Lewy-body pathology with aggregation of abnormal conformations of the protein alpha-synuclein (α-Syn) represent the histopathological hallmarks of Parkinson’s disease (PD). Genetic prototypes such as PD due to mutations in the alpha-synuclein gene (SNCA) offer the opportunity to evaluate α-Syn-related profiles in patient-derived biomaterial. We identified a family with a SNCA triplication and assessed the index patient for CSF α-Syn seeding capacity and levels of total α-Syn along with other neurodegenerative CSF markers (Aβ_1-42, total-Tau, phospho-Tau, NFL). As no published CSF data in patients with SNCA triplication are available, we descriptively compared his CSF profiles to those of sporadic PD patients and PD patients with GBA mutations as these are also specifically associated with prominent α-Syn pathology. Additionally, skin biopsies with staining for phospho-α-Syn were done. To assess cerebral glucose metabolism and brain atrophy combined positron emission tomography and magnetic resonance imaging ([¹⁸F]FDG-PET/MRI) was performed. Age at onset was 24 years and motor impairment was accompanied by prominent non-motor symptoms with early development of dementia, depression, REM sleep behavior disorder, hyposmia, and dysautonomia. Correspondingly, PET-MRI showed hypometabolism and atrophy in frontal, temporoparietal and occipital regions. CSF levels of total α-Syn were threefold higher and RT-QuIC showed remarkable α-Syn seeding activity in all kinetic categories in the SNCA_Triplication patient compared to patients with GBA mutations. Our results are consistent with findings that not only mutant forms but also overexpression of the wild-type α-Syn protein lead to PD and PD dementia and show a striking CSF α-Syn seeding profile, thus substantiating the role of RT-QuIC as a specific in vivo biomarker of α-Syn brain pathology.

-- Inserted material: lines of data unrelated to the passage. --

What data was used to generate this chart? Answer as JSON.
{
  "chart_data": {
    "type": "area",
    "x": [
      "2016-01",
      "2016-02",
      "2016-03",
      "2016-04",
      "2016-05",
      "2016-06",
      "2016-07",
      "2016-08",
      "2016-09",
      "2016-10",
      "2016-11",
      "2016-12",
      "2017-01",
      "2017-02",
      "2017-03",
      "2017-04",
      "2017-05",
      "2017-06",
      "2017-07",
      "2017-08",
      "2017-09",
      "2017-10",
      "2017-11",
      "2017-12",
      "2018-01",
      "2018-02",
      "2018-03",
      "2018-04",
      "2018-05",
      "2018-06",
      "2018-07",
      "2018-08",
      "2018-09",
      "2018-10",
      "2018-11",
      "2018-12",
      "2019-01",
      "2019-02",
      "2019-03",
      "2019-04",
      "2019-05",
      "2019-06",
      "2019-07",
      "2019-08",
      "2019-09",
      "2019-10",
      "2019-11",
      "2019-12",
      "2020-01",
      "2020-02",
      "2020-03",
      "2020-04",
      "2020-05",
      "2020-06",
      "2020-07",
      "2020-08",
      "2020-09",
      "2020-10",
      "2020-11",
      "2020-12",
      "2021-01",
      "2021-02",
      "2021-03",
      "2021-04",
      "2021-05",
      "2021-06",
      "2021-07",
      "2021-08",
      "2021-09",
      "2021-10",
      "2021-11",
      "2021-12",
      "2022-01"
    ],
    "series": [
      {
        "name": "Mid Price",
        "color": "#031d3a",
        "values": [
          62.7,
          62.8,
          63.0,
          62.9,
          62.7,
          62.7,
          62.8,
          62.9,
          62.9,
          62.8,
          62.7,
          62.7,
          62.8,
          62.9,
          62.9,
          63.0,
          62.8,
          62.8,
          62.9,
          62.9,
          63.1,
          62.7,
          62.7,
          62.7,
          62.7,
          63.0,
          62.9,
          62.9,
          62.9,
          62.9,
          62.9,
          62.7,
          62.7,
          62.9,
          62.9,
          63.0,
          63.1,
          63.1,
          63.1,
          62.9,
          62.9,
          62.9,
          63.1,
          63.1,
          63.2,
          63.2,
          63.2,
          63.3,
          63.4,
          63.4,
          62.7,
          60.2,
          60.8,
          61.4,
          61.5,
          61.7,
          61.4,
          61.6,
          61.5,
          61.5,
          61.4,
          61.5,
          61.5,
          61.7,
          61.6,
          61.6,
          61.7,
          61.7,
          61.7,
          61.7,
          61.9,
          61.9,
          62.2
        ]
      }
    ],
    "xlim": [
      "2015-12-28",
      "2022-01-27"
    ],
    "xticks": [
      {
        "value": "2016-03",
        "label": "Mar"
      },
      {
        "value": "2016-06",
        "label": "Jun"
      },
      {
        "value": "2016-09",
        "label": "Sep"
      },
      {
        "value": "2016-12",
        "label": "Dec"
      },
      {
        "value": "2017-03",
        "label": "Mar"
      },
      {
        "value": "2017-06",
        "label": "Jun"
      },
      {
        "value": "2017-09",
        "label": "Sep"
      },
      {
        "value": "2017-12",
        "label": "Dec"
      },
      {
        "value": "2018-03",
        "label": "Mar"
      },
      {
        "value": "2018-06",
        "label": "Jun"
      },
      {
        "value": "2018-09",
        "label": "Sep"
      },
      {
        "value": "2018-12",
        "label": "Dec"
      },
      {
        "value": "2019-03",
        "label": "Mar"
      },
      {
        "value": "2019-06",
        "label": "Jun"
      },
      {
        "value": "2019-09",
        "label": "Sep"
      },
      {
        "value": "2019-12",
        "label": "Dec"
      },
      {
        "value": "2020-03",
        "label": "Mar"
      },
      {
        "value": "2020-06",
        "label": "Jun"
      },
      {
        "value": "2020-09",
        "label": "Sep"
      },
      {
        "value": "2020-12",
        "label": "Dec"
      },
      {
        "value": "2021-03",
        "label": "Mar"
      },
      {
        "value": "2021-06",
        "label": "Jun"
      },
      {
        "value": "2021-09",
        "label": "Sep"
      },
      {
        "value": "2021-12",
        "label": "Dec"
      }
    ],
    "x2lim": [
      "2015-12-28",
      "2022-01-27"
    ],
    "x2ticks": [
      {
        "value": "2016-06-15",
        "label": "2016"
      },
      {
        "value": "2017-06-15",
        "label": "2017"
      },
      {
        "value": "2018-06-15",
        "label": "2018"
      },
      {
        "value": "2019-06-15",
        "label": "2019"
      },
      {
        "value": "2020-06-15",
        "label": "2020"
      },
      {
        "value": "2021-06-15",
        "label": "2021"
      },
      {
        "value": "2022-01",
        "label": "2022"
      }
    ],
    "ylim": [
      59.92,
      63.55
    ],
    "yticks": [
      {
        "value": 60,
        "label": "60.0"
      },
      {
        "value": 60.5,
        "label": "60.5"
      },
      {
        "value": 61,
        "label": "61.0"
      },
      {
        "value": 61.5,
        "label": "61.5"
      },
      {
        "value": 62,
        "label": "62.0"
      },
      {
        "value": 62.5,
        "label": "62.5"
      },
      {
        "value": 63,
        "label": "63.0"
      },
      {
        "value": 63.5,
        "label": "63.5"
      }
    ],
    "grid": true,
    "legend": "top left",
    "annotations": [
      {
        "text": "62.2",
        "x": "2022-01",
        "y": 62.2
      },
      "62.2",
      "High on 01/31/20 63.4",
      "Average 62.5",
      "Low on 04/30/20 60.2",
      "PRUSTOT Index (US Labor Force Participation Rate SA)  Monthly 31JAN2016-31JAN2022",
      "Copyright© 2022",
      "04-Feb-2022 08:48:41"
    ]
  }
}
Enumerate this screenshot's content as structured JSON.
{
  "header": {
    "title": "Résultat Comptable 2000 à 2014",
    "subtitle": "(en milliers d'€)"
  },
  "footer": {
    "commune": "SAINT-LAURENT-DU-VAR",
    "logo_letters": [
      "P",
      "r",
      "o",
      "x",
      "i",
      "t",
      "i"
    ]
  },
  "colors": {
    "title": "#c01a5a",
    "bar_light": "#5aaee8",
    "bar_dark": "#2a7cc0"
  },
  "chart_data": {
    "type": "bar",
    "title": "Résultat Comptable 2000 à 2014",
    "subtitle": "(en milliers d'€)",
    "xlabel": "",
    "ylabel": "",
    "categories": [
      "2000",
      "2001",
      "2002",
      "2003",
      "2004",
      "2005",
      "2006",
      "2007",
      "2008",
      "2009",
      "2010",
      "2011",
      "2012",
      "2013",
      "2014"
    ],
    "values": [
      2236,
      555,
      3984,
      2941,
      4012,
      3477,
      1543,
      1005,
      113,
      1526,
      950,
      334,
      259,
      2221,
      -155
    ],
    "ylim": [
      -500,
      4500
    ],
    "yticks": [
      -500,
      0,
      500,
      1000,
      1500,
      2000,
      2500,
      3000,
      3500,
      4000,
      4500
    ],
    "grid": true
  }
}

具有蛋白质 α-突触核蛋白 (α-Syn) 异常构象聚集的路易体病理学代表帕金森病 (PD) 的组织病理学特征。由于α-突触核蛋白基因 ( SNCA ) 的突变导致的遗传原型（例如 PD ）为评估患者衍生的生物材料中的 α-Syn 相关谱提供了机会。我们确定了一个具有SNCA 三倍体的家族，并评估了指标患者的 CSF α-Syn 播种能力和总 α-Syn 水平以及其他神经退行性 CSF 标志物（Aβ _1-42、总 Tau、磷酸化 Tau、NFL）。由于没有发表SNCA患者的 CSF 数据由于存在三倍体，我们将他的 CSF 特征与散发性 PD 患者和具有GBA突变的 PD 患者进行了描述性比较，因为这些也与突出的 α-Syn 病理学特别相关。此外，还进行了带有磷酸-α-Syn 染色的皮肤活检。评估脑葡萄糖代谢和脑萎缩联合正电子发射断层扫描和磁共振成像（[ ¹⁸F]FDG-PET/MRI)进行。发病年龄为 24 岁，运动障碍伴有明显的非运动症状，早期发展为痴呆、抑郁、REM 睡眠行为障碍、嗅觉减退和自主神经功能障碍。相应地，PET-MRI显示额叶、颞顶叶和枕叶区域代谢减退和萎缩。与GBA患者相比， SNCA _Triplication患者的 CSF 总 α-Syn 水平高出三倍，RT-QuIC 在所有动力学类别中均显示出显着的 α-Syn 播种活性突变。我们的结果与以下发现一致，即不仅突变形式而且野生型 α-Syn 蛋白的过表达导致 PD 和 PD 痴呆，并显示出惊人的 CSF α-Syn 播种特征，从而证实了 RT-QuIC 作为一种α-Syn 脑病理学的特异性体内生物标志物。